13 P.2d 358 | Or. | 1932
IN BANC. This is an original mandamus proceeding to compel the city of Astoria to accept one of its municipal bonds in full payment and satisfaction of certain special assessments levied on the property of the plaintiff. It appears from the petition for the alternative writ that on June 6, 1932, the charter of the city of Astoria was amended by the addition of section 210, which provides as follows:
"That all the duly issued, valid and unpaid bonds and/or bond interest coupons, and general fund warrants of the City of Astoria are hereby also declared to be legal tender for the purpose of paying all or any part of special assessment liens, interest and penalty thereon, now owing and payable to the City of Astoria on real property within said City, and the officers of the City of Astoria charged with the collection of such assessments are hereby authorized and empowered to *161 accept such bonds, interest coupons, and general fund warrants at the par value thereof in payment of such special assessments; provided, however, that assessments levied and due the City of Astoria for sanitary and reclamation in Districts Nos. Two (2) and Three (3) of the City of Astoria are excepted from the operation of this amendment, and no such bonds, interest coupons, or warrants to be accepted in payment of said last mentioned assessments."
Prior to the above charter amendment the city had made many public street improvements and had provided that the cost thereof should be defrayed by special assessments to be levied upon the real property benefited thereby. It is alleged that substantially all of the owners of property, upon which such special assessments had been made, elected, under the provisions of section 79 of the city charter, to pay these assessments in instalments. Upon the acceptance of the applications of property owners to pay in instalments, the city, prior to this charter amendment, issued its improvement bonds equal to the total amount of such unpaid assessments. From the proceeds of the sale of these bonds the contractor who did the improvement work was paid.

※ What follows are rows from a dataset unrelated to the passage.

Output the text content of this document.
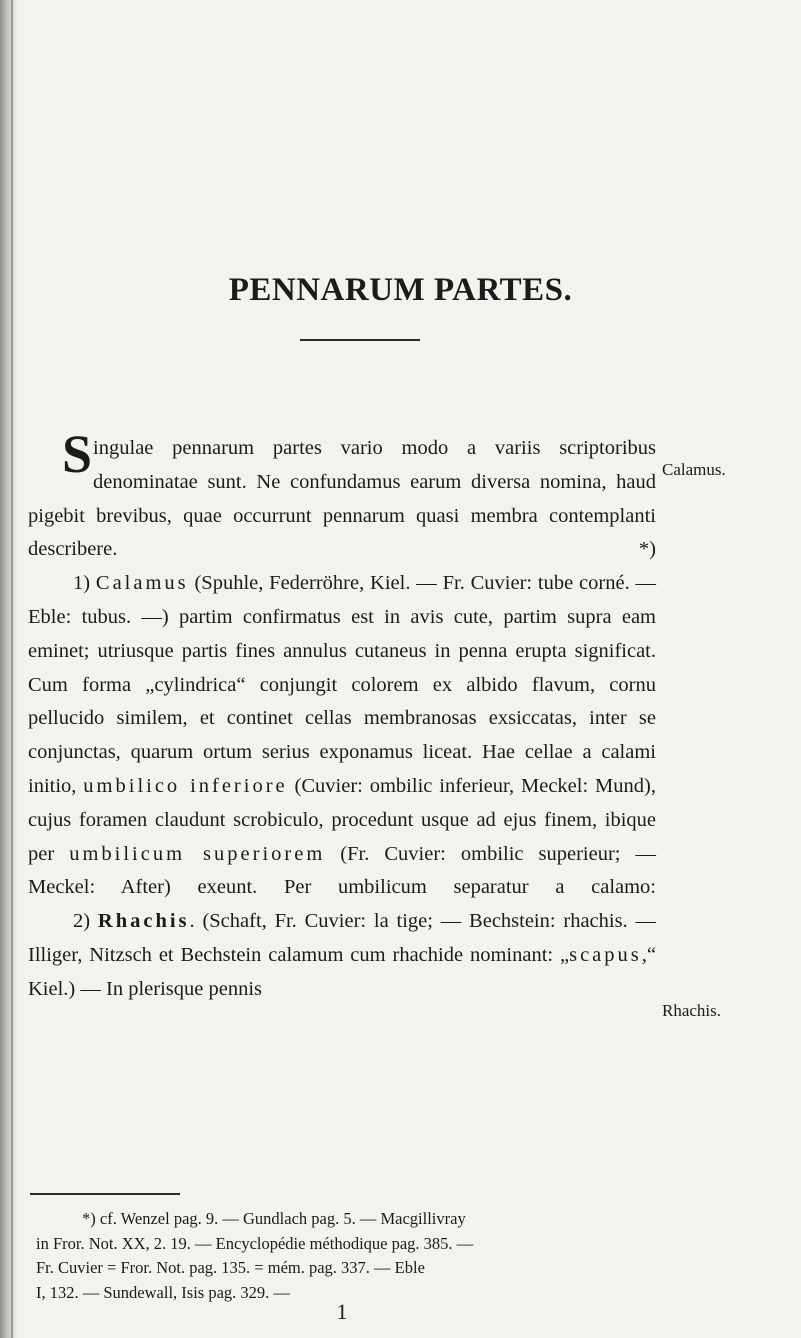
PENNARUM PARTES.

Singulae pennarum partes vario modo a variis scriptoribus denominatae sunt. Ne confundamus earum diversa nomina, haud pigebit brevibus, quae occurrunt pennarum quasi membra contemplanti describere. *)

1) Calamus (Spuhle, Federröhre, Kiel. — Fr. Cuvier: tube corné. — Eble: tubus. —) partim confirmatus est in avis cute, partim supra eam eminet; utriusque partis fines annulus cutaneus in penna erupta significat. Cum forma „cylindrica“ conjungit colorem ex albido flavum, cornu pellucido similem, et continet cellas membranosas exsiccatas, inter se conjunctas, quarum ortum serius exponamus liceat. Hae cellae a calami initio, umbilico inferiore (Cuvier: ombilic inferieur, Meckel: Mund), cujus foramen claudunt scrobiculo, procedunt usque ad ejus finem, ibique per umbilicum superiorem (Fr. Cuvier: ombilic superieur; — Meckel: After) exeunt. Per umbilicum separatur a calamo:

2) Rhachis. (Schaft, Fr. Cuvier: la tige; — Bechstein: rhachis. — Illiger, Nitzsch et Bechstein calamum cum rhachide nominant: „scapus,“ Kiel.) — In plerisque pennis

Calamus.
Rhachis.
*) cf. Wenzel pag. 9. — Gundlach pag. 5. — Macgillivray
in Fror. Not. XX, 2. 19. — Encyclopédie méthodique pag. 385. —
Fr. Cuvier = Fror. Not. pag. 135. = mém. pag. 337. — Eble
I, 132. — Sundewall, Isis pag. 329. —
1
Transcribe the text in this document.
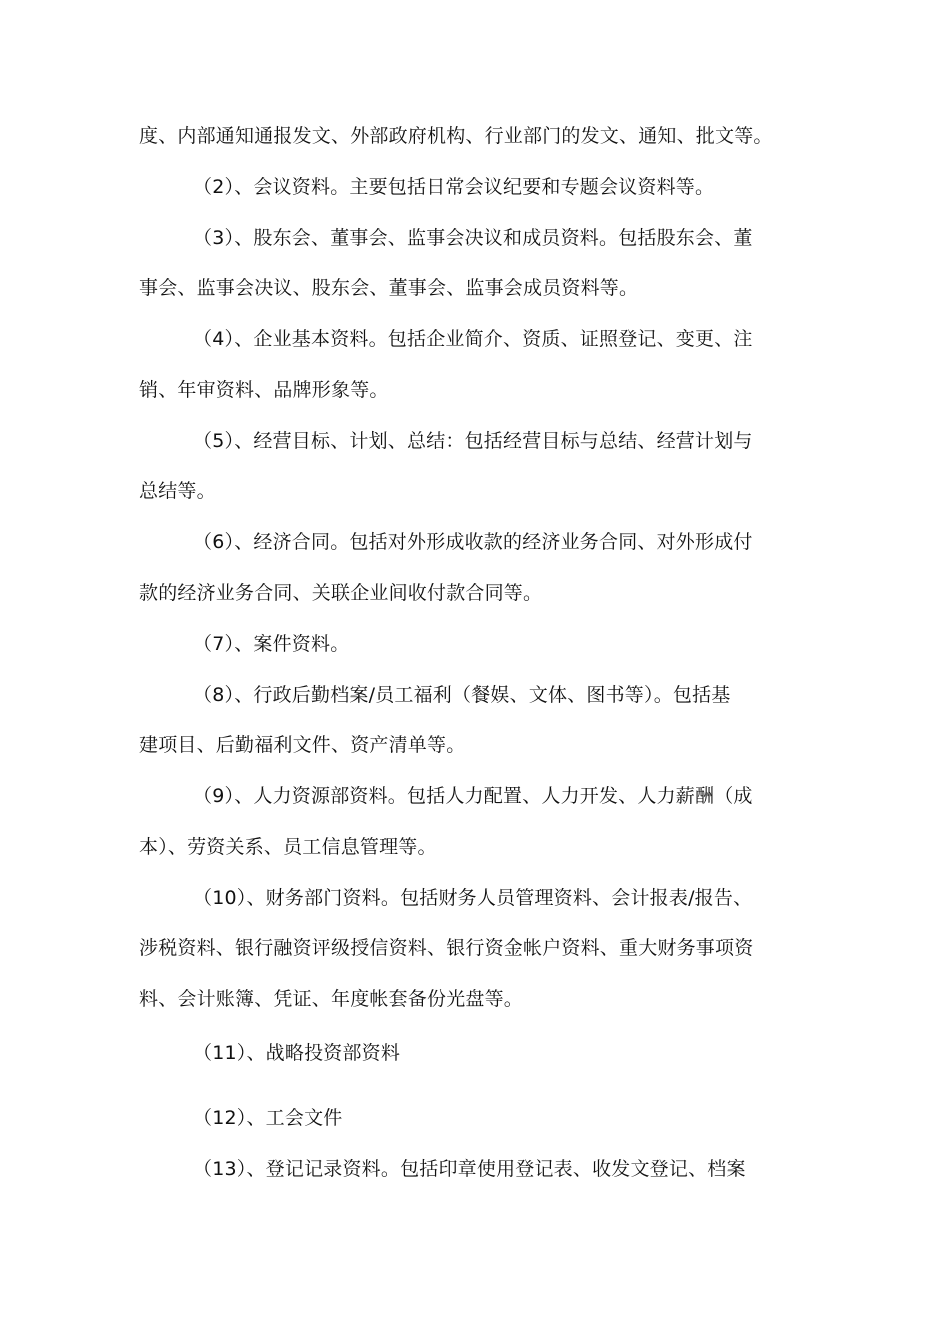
度、内部通知通报发文、外部政府机构、行业部门的发文、通知、批文等。
（2）、会议资料。主要包括日常会议纪要和专题会议资料等。
（3）、股东会、董事会、监事会决议和成员资料。包括股东会、董
事会、监事会决议、股东会、董事会、监事会成员资料等。
（4）、企业基本资料。包括企业简介、资质、证照登记、变更、注
销、年审资料、品牌形象等。
（5）、经营目标、计划、总结：包括经营目标与总结、经营计划与
总结等。
（6）、经济合同。包括对外形成收款的经济业务合同、对外形成付
款的经济业务合同、关联企业间收付款合同等。
（7）、案件资料。
（8）、行政后勤档案/员工福利（餐娱、文体、图书等）。包括基
建项目、后勤福利文件、资产清单等。
（9）、人力资源部资料。包括人力配置、人力开发、人力薪酬（成
本）、劳资关系、员工信息管理等。
（10）、财务部门资料。包括财务人员管理资料、会计报表/报告、
涉税资料、银行融资评级授信资料、银行资金帐户资料、重大财务事项资
料、会计账簿、凭证、年度帐套备份光盘等。
（11）、战略投资部资料
（12）、工会文件
（13）、登记记录资料。包括印章使用登记表、收发文登记、档案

Plaintiff purchased a bond of the city and tendered it in payment of the assessments levied on his property. Upon failure of the city to accept such bond, and the accrued interest thereon, in satisfaction of such assessment liens, this mandamus proceeding was instituted.
The city has demurred to the writ asserting that section 210 of the charter is unconstitutional in that its effect is to impair the obligation of its contracts with bondholders. At the threshold of the case it is important to bear in mind that the section of the charter in *162 question does not make it mandatory on the bond owner to release the city from its obligations under the bond. If he so desires he may keep the bond until the city pays it. It merely offers the property owner upon whom a special assessment has been levied an additional method of payment. The bonds recite that "the full faith and credit of said city of Astoria, together with the full taxing power, both general and special, and other revenues of said city are pledged to the payment of this bond and the interest coupons hereto attached." The city, under its charter provisions, does not guarantee that the bonds will be paid from moneys derived from special assessment proceedings. It does contract that the bonds are general obligations of the city and that it will exercise its full taxing power to the end that they will be redeemed on maturity. The record discloses that the city has defaulted in payment on thousands of dollars in outstanding bonds. By this charter amendment, the city, which is in a serious financial situation, proposes: (1) To reduce its bonded indebtedness; (2) to enhance the value of outstanding bonds; and (3) to relieve property owners who have become delinquent in payment of special assessments.
It is an anomalous situation for a city to urge that a charter provision — the source of its power — is unconstitutional. Certainly the city can not be injured by the proposed method of liquidating its indebtedness. The plaintiff is not complaining of any impairment of obligation of contract. The principal argument of the city is that the charter may jeopardize the rights of bondholders who do not tender them in payment of special assessments. In other words, the city does not want to break faith with bondholders who rely upon payment being made when the bonds mature. *163
The bonds are numbered consecutively and are to be paid in such order. It is obvious that, if the city is thus enabled to reduce its indebtedness, the security of outstanding bonds is not impaired but rather enhanced. If property owners continue to default in payment of special assessments and the city is obliged to take over property encumbered by special assessment liens, it is quite reasonable to assume that the ability of the city to redeem outstanding bonds will be materially affected. If, however, the encumbrances of special assessment liens are removed from property, the assets of the city are increased. To illustrate: Assume that the city had bonded indebtedness of $1,000,000 and $900,000 in bonds was accepted in payment of special assessments. Can it reasonably be contended that the security of those who hold the remaining bonds aggregating $100,000 has been impaired? Indeed, no bondholder is complaining in the instant case.
We fail to see wherein the charter amendment is unconstitutional. It follows that the demurrer to the writ is overruled. A peremptory writ will issue.